Logical Falacy Versus Critical Thinking

Yudha, seorang mahasiswa yang mengkritik kegiatan Dedi Mulyadi/Net
Yudha, seorang mahasiswa yang mengkritik kegiatan Dedi Mulyadi/Net

VIRALNYA teguran salah seorang mahasiswa di Kabupaten Purwakarta pada Kang Dedi Mulyadi masih menjadi perbincangan diantara mahasiswa dan masyarakat Purwakarta.

Penulis berupaya obyektif menilai dari dua perspektif yang pertama dari perspektif mahasiswa. Sang mahasiswa bernama, Yudha mendatangi Kang Dedi yang sedang membersihkan area pasar kemudian bertanya ke Kang DM tentang kewenangan dan kompetensi Kang DM sebagai anggota DPR RI.

Pertanyaan mahasiswa dijawab oleh Kang DM bahwa untuk membersihkan sampah tidak butuh kompetensi. Dalam percakapan yang saya amati Yudha tidak menolak pernyataan DM. Bagi dia itu sudah clear. Berulang kali Yudha bertanya tentang kewenangan dan tidak bertanya tentang sampah atau kebersihan.

Yudha sepakat apa yang dikatakan Kang DM tapi Yudha sama sekali tidak mengkritik DM membersihkan pasar, yang dia kritik adalah kewenangan. Dalam hal ini DM melakukan logical falacy (sesat pikir) yaitu menjawab dari sesuatu yang tidak ditanyakan. Sesat pikir seperti ini biasa disebut straw man yaitu mengalihkan jawaban dari pertanyaan.

Harusnya ketika mahasiswa bertanya tentang kewenangan dijawab dengan status DM, yaitu sebagai anggota DPR RI dan fungsi serta peran DM sebagai anggota DPR RI. Kewenangan dapat dikaitkan dengan kekuasaan dan pengaruh.

Inilah pokok pangkal persoalan yang ditanyakan mahasiswa. Kita sama-sama tahu bahwa DM memiliki kekuasaan yang kuat dan besar karena pengaruhnya tapi tidak memiliki legitimasi yaitu kewenangan.

Kewenangan dalam menggerakan aparatur negara baik satpol PP maupun Dishub dan tindakan eksekutif lainnya di Kabupaten Purwakarta. Inilah yang ditanyakan mahasiswa.
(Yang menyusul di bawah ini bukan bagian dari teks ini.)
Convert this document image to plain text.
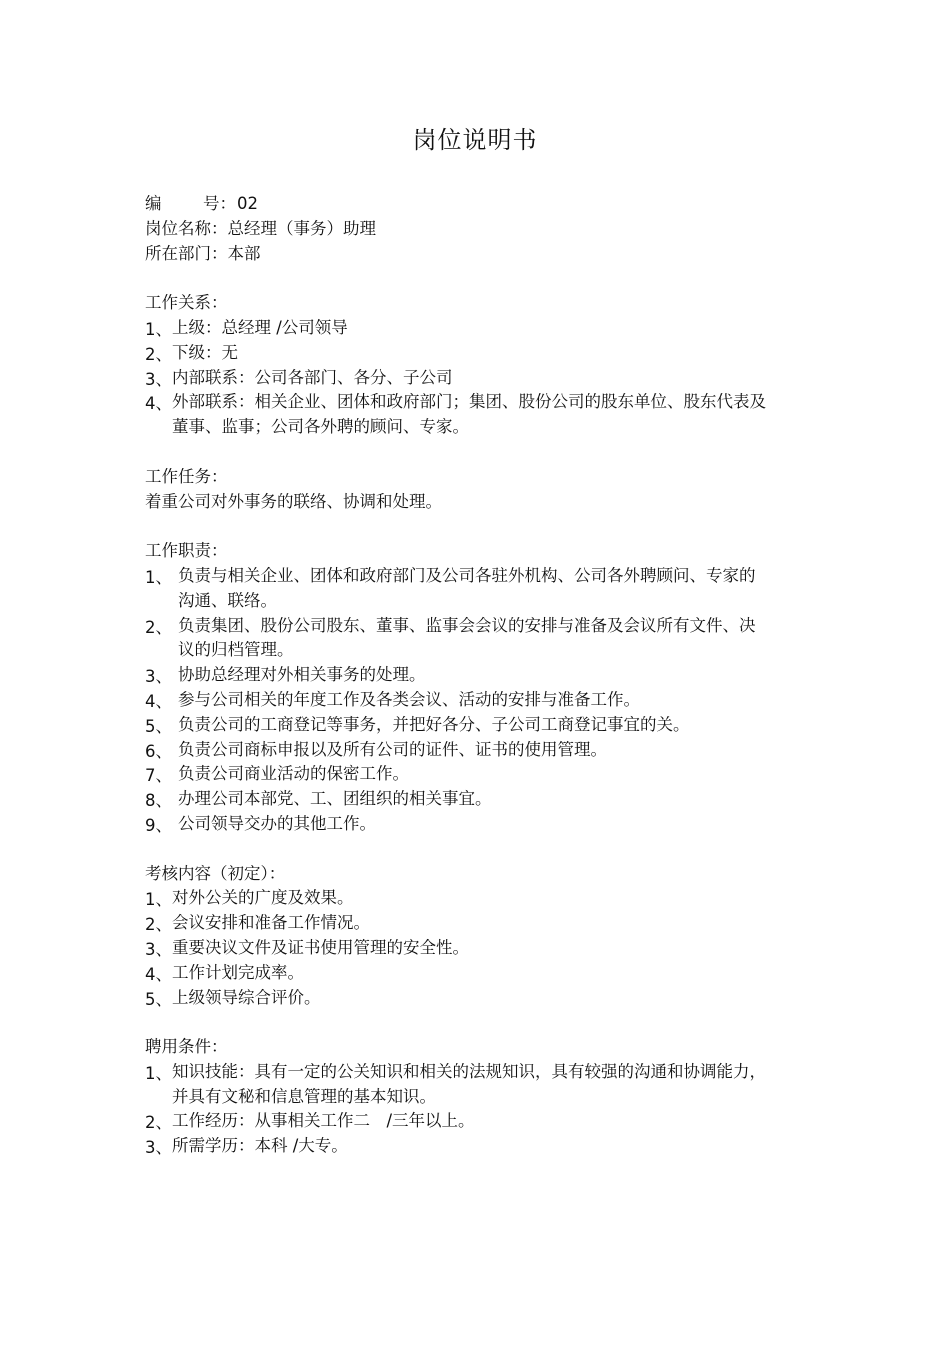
岗位说明书
编	号：02
岗位名称：总经理（事务）助理
所在部门：本部
工作关系：
1、 上级：总经理 /公司领导
2、 下级：无
3、 内部联系：公司各部门、各分、子公司
4、 外部联系：相关企业、团体和政府部门；集团、股份公司的股东单位、股东代表及董事、监事；公司各外聘的顾问、专家。
工作任务：
着重公司对外事务的联络、协调和处理。
工作职责：
1、 负责与相关企业、团体和政府部门及公司各驻外机构、公司各外聘顾问、专家的沟通、联络。
2、 负责集团、股份公司股东、董事、监事会会议的安排与准备及会议所有文件、决议的归档管理。
3、 协助总经理对外相关事务的处理。
4、 参与公司相关的年度工作及各类会议、活动的安排与准备工作。
5、 负责公司的工商登记等事务，并把好各分、子公司工商登记事宜的关。
6、 负责公司商标申报以及所有公司的证件、证书的使用管理。
7、 负责公司商业活动的保密工作。
8、 办理公司本部党、工、团组织的相关事宜。
9、 公司领导交办的其他工作。
考核内容（初定）：
1、 对外公关的广度及效果。
2、 会议安排和准备工作情况。
3、 重要决议文件及证书使用管理的安全性。
4、 工作计划完成率。
5、 上级领导综合评价。
聘用条件：
1、 知识技能：具有一定的公关知识和相关的法规知识，具有较强的沟通和协调能力，并具有文秘和信息管理的基本知识。
2、 工作经历：从事相关工作二　/三年以上。
3、 所需学历：本科 /大专。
Sebagai mahasiswa dan aktivis tentu tahu bahwa DM telah melampaui kewenangan, seharusnya DM yang telah dua periode menjabat Bupati telah membangun system dan budaya kerja baik di lingkungan Pemda sehingga produktifitas dan efektivitas dapat menciptakan Purwakarta yang bersih, indah dan nyaman.

Bukannya malah mencari sensasi dan popularitas demi membangun citra diri. PEMDA yang memiliki kewenangan dalam menata pasar, kebersihan, keamanan, dan kenyamanan harus dapat digerakkan oleh sebuah system dan budaya yang baik. Inilah yang menjadi tugas pemimpin. Tugas pemimpin mengajak yang dipimpin pada tercapainya tujuan. Itulah cita-cita dan keinginan yang hendak disampaikan Yudha.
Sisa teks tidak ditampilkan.